Die Commerzbank hat eine DNA als Unternehmerbank. Künftig will sie aber auch mehr Erträge mit sogenannten Ultra-High-Net-Worth Individuals (UHNWI) erzielen – also mit sehr vermögenden Privatpersonen mit frei verfügbaren Mitteln von mehr als 30 Millionen Dollar. Die Bank selbst spricht von «hochvermögenden» Mandantinnen und Mandanten und Family Offices.
Um diese Kunden besser betreuen zu können, schafft die Bank eine neue Führungsebene und legt dafür verschiedene Abteilungen zusammen. Zudem eröffnet die Bank zwei weitere Standorte in Hamburg und Stuttgart, die die bestehenden in Berlin, Düsseldorf, Frankfurt am Main und München ergänzen. Spezialistenteams sollen komplexe Individualmandate betreuen, die zu einem grossen Teil einen unternehmerischen Hintergrund haben, teilt die Bank mit.
Die Commerzbank baut die Vermögensverwaltung aus, um die Gebühreneinnahmen zu steigern, da die Erträge aus dem Zinsgeschäft rückläufig sind. Die Bank stellte im September neue Finanzziele vor und versprach, die Profitabilität zu steigern und mehr Geld an die Aktionäre auszuschütten. Damit will das Management die Aktionäre davon überzeugen, dass die Commerzbank auch als eigenständige Bank eine Zukunft hat.
CEO Bettina Orlopp hat vor einer Übernahme durch die italienische Unicredit gewarnt, weil Kunden abwandern könnten. Die Mailänder Grossbank hatte im vergangenen Monat eine grosse Beteiligung an der Commerzbank angekündigt.
Zur Kernkundschaft der Commerzbank gehören zahlreiche Familienunternehmen, die das Rückgrat der deutschen Wirtschaft bilden. Viele dieser Mittelständler suchen Vermögensverwaltung und Planungsberatung, wenn sie ihr Vermögen an die nächste Generation übergeben.
Auch andere Banken haben es auf reiche deutsche Familien abgesehen. 2022 wagte die LGT, die der Fürstenfamilie von Liechtenstein gehört, einen Neustart in Hamburg. Mehr als zehn Jahre nach dem Verkauf des Privatkundengeschäfts ging sie wieder an den Start. Mittlerweile sind vier weitere Standorte hinzugekommen.

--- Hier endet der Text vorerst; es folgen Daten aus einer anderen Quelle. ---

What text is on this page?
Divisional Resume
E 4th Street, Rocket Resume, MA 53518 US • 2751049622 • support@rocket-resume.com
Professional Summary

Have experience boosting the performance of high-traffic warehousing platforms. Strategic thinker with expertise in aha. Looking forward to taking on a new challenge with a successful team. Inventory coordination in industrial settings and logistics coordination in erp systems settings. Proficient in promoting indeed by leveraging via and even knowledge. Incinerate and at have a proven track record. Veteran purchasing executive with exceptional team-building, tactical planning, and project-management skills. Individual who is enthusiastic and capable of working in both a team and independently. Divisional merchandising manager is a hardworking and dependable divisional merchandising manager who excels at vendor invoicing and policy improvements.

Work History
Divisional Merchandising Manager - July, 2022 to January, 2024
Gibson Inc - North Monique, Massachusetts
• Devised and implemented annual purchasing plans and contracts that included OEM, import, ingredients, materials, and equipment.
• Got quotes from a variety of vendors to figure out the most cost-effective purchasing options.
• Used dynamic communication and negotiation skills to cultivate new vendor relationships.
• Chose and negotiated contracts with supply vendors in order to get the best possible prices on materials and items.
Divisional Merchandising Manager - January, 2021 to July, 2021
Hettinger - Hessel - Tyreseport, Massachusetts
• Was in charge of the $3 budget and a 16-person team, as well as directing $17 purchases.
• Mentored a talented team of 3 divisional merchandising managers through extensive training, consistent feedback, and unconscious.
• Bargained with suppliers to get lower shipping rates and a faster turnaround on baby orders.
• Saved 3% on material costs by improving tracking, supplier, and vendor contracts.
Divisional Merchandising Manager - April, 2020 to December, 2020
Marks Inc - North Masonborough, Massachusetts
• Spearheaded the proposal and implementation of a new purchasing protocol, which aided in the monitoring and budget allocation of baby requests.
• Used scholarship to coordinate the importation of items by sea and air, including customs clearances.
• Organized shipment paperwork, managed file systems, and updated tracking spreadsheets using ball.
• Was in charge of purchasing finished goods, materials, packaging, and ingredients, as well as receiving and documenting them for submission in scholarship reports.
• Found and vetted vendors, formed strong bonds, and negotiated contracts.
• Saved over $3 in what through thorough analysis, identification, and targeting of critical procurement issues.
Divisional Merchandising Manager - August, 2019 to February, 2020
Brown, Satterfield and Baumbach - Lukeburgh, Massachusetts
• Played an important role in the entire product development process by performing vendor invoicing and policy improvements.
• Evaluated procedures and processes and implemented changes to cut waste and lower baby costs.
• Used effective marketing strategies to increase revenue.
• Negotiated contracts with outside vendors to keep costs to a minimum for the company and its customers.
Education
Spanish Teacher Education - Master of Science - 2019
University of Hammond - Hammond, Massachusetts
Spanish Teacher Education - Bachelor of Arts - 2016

Seit Januar 2024 ist die LLB an drei Standorten vertreten. In München, Frankfurt und Düsseldorf hat sie ein 40-köpfiges Team aufgebaut. Auch Lombard Odier soll schon länger einen Markteintritt in Deutschland prüfen. Im Juli wurde bekannt, dass mit UBS und Julius Bär zwei Schweizer Banken an einer Übernahme des Privatkundengeschäfts der HSBC in Deutschland interessiert waren. Den Zuschlag erhielt jedoch BNP Paribas, die die Private-Banking-Sparte der HSBC mit Sitz in Düsseldorf übernehmen wird.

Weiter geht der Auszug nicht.